In daily life, motor and cognitive tasks are performed simultaneously in many situations. Our findings show that degree of physical comorbidity, level of social interaction and age can be used as predictors of DT performance in cognitive–motor tasks. Since we have shown that these tasks will involve higher resource demands in older adults with cognitive impairment and/or some degree of frailty, relationships between cognitive frailty, comorbidity and social participation can be hypothesized. This hypothesis is consistent with broader models of frailty, such as cognitive frailty [17, 45] and social frailty [16, 19]. Some limitations should be pointed. Trials in single and dual conditions are not randomized. Our data collection protocol has been designed following the administration instructions proposed by Della Sala and colleagues [40] who are the authors of the Tracking test. The recommended order is always the same: single task as first trial, and then dual tasks as second. However, this procedure may be conditioning results, are subject to possible learning effects.

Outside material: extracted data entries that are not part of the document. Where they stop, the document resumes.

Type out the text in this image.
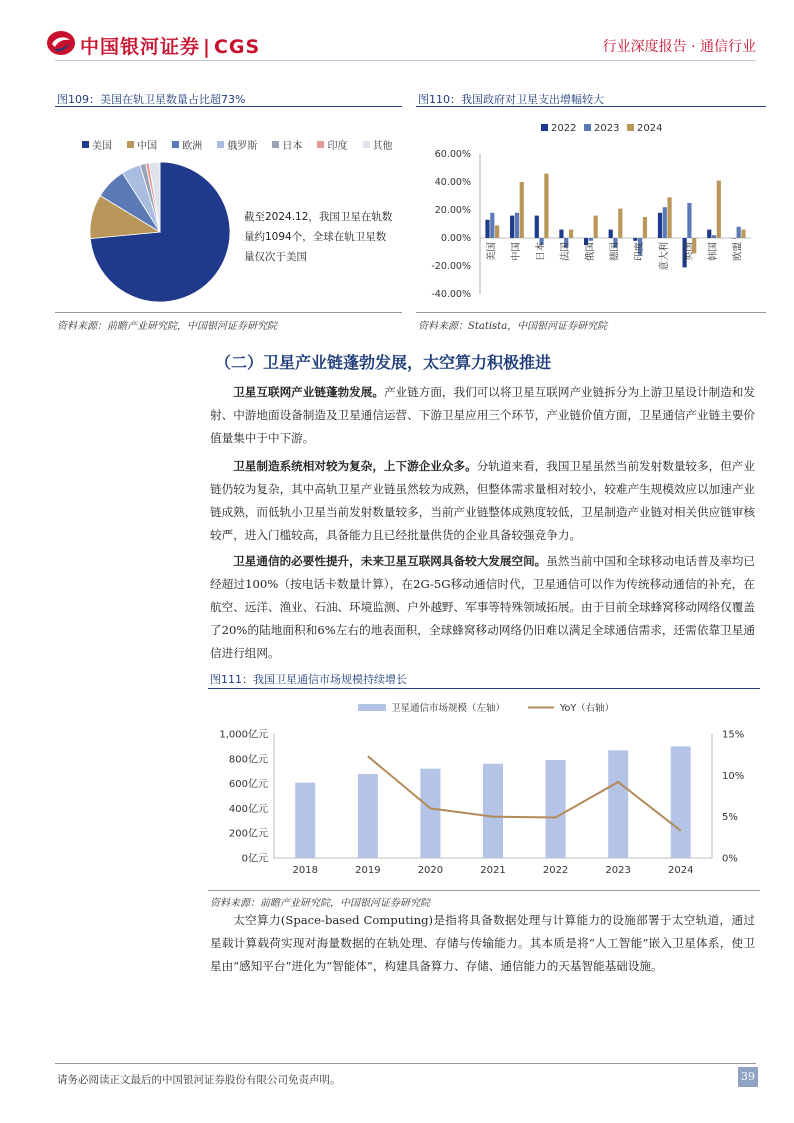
中国银河证券 | CGS	行业深度报告 · 通信行业
图109：美国在轨卫星数量占比超73%
美国
	中国
	欧洲
	俄罗斯
	日本
	印度
	其他
截至2024.12，我国卫星在轨数量约1094个，全球在轨卫星数量仅次于美国
资料来源：前瞻产业研究院，中国银河证券研究院
图110：我国政府对卫星支出增幅较大
2022 2023 2024
60.00%
40.00%
20.00%
0.00%
-20.00%
-40.00%
美国 中国 日本 法国 俄国 德国 印度 意大利 英国 韩国 欧盟
资料来源：Statista，中国银河证券研究院
（二）卫星产业链蓬勃发展，太空算力积极推进

卫星互联网产业链蓬勃发展。产业链方面，我们可以将卫星互联网产业链拆分为上游卫星设计制造和发射、中游地面设备制造及卫星通信运营、下游卫星应用三个环节，产业链价值方面，卫星通信产业链主要价值量集中于中下游。

卫星制造系统相对较为复杂，上下游企业众多。分轨道来看，我国卫星虽然当前发射数量较多，但产业链仍较为复杂，其中高轨卫星产业链虽然较为成熟，但整体需求量相对较小，较难产生规模效应以加速产业链成熟，而低轨小卫星当前发射数量较多，当前产业链整体成熟度较低，卫星制造产业链对相关供应链审核较严，进入门槛较高，具备能力且已经批量供货的企业具备较强竞争力。

卫星通信的必要性提升，未来卫星互联网具备较大发展空间。虽然当前中国和全球移动电话普及率均已经超过100%（按电话卡数量计算），在2G-5G移动通信时代，卫星通信可以作为传统移动通信的补充，在航空、远洋、渔业、石油、环境监测、户外越野、军事等特殊领域拓展。由于目前全球蜂窝移动网络仅覆盖了20%的陆地面积和6%左右的地表面积，全球蜂窝移动网络仍旧难以满足全球通信需求，还需依靠卫星通信进行组网。

图111：我国卫星通信市场规模持续增长
卫星通信市场规模（左轴）	YoY（右轴）
1,000亿元
800亿元
600亿元
400亿元
200亿元
0亿元
15%
10%
5%
0%
2018	2019	2020	2021	2022	2023	2024
资料来源：前瞻产业研究院，中国银河证券研究院

太空算力(Space-based Computing)是指将具备数据处理与计算能力的设施部署于太空轨道，通过星载计算载荷实现对海量数据的在轨处理、存储与传输能力。其本质是将“人工智能”嵌入卫星体系，使卫星由“感知平台”进化为“智能体”，构建具备算力、存储、通信能力的天基智能基础设施。

请务必阅读正文最后的中国银河证券股份有限公司免责声明。	39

For other potential predictors of DT performance, such as functional capacity and well-being, larger samples are required to ensure that statistically significant effects will be detected in complex predictive models. Finally, although this work is related to the study of cognitive frailty through its theoretical framework and the selection of relevant variables in our predictive model, this study did not directly quantify the prevalence of cognitive frailty or its relationship with performance in dual tasks. Future studies should make explicit the predictive value of dual tasks for the detection of cognitive frailty as a risk situation for negative health-related outcomes in older adults. Accordingly, future studies should include larger, longitudinal samples and also explore the role of DT performance in detecting and predicting cognitive frailty.